Phase transitions on the Markov and Lagrange dynamical spectra

The Markov and Lagrange dynamical spectra were introduced by Moreira and share several geometric and topological aspects with the classical ones. However, some features of generic dynamical spectra associated to hyperbolic sets can be proved in the dynamical case and we do not know if they are true in classical case.

They can be a good source of natural conjectures about the classical spectra: it is natural to conjecture that some properties which hold for generic dynamical spectra associated to hyperbolic maps also hold for the classical Markov and Lagrange spectra.

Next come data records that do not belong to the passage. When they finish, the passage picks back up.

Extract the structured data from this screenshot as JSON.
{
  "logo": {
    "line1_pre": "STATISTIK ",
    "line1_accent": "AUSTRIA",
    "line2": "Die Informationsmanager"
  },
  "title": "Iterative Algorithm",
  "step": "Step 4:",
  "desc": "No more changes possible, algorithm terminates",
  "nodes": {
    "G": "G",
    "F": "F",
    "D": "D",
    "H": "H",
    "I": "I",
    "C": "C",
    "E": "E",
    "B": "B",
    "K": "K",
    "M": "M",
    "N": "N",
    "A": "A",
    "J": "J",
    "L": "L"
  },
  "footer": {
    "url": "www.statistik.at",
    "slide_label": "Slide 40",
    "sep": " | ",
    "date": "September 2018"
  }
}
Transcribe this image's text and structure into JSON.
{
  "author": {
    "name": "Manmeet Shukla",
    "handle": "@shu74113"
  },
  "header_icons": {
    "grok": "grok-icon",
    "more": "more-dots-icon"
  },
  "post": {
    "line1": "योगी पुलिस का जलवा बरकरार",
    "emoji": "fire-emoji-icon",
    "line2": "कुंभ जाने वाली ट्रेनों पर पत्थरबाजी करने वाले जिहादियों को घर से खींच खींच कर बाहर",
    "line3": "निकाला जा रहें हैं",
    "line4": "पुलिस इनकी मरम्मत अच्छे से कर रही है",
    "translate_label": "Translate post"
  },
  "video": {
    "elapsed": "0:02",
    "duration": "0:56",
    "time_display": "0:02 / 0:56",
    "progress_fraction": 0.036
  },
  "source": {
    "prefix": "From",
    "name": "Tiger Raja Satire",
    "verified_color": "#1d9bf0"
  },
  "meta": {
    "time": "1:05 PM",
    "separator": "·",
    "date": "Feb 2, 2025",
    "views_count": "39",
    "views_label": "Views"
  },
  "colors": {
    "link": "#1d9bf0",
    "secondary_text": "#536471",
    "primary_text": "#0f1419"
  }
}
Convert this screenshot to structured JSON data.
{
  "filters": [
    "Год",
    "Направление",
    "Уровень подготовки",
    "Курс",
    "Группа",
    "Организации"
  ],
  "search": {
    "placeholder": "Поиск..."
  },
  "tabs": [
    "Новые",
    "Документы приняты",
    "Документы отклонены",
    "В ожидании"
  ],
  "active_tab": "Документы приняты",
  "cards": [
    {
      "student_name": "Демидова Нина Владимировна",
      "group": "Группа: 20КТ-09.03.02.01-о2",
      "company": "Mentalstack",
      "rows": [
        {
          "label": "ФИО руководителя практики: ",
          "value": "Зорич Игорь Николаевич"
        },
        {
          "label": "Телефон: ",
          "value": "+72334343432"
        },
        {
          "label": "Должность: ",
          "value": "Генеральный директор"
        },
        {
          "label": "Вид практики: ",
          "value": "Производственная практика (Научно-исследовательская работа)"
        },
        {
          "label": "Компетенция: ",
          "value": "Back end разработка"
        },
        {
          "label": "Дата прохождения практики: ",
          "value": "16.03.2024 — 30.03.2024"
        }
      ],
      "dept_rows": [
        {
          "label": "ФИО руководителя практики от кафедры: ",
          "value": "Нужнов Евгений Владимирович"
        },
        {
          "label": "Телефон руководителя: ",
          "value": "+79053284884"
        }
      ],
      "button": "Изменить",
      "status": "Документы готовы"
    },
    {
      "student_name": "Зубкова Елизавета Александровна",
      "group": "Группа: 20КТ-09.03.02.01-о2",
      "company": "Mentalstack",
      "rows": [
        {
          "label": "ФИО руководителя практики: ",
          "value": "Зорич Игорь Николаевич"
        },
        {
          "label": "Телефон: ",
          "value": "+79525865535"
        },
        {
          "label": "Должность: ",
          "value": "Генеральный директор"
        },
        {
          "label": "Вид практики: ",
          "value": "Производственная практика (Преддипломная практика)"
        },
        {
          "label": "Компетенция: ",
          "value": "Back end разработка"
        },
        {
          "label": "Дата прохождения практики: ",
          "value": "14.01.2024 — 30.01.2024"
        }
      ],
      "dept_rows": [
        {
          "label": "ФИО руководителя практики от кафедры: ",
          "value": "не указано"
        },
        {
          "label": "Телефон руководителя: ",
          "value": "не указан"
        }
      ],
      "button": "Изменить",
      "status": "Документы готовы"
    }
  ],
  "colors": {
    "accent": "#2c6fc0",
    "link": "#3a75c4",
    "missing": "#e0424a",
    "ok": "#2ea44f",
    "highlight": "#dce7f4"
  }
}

In this paper, we show that, for generic dynamical spectra associated to horseshoes, there are transition points a and $\tilde{a}$ in the Markov and Lagrange spectra respectively, such that for any $\delta >0$, the intersection of the Markov spectrum with $(-\infty ,a-\delta )$ has Hausdorff dimension smaller than one, while the intersection of the Markov spectrum with $(a,a+\delta )$ has non-empty interior. Similarly, the intersection of the Lagrange spectrum with $(-\infty ,\tilde{a}-\delta )$ has Hausdorff dimension smaller than one, while the intersection of the Lagrange spectrum with $(\tilde{a},\tilde{a}+\delta )$ has non-empty interior. We give an open set of examples where $a\ne \tilde{a}$ and we prove that, in the conservative case, generically, $a=\tilde{a}$ and, for any $\delta >0$, the intersection of the Lagrange spectrum with $(a-\delta ,a)$ has Hausdorff dimension one.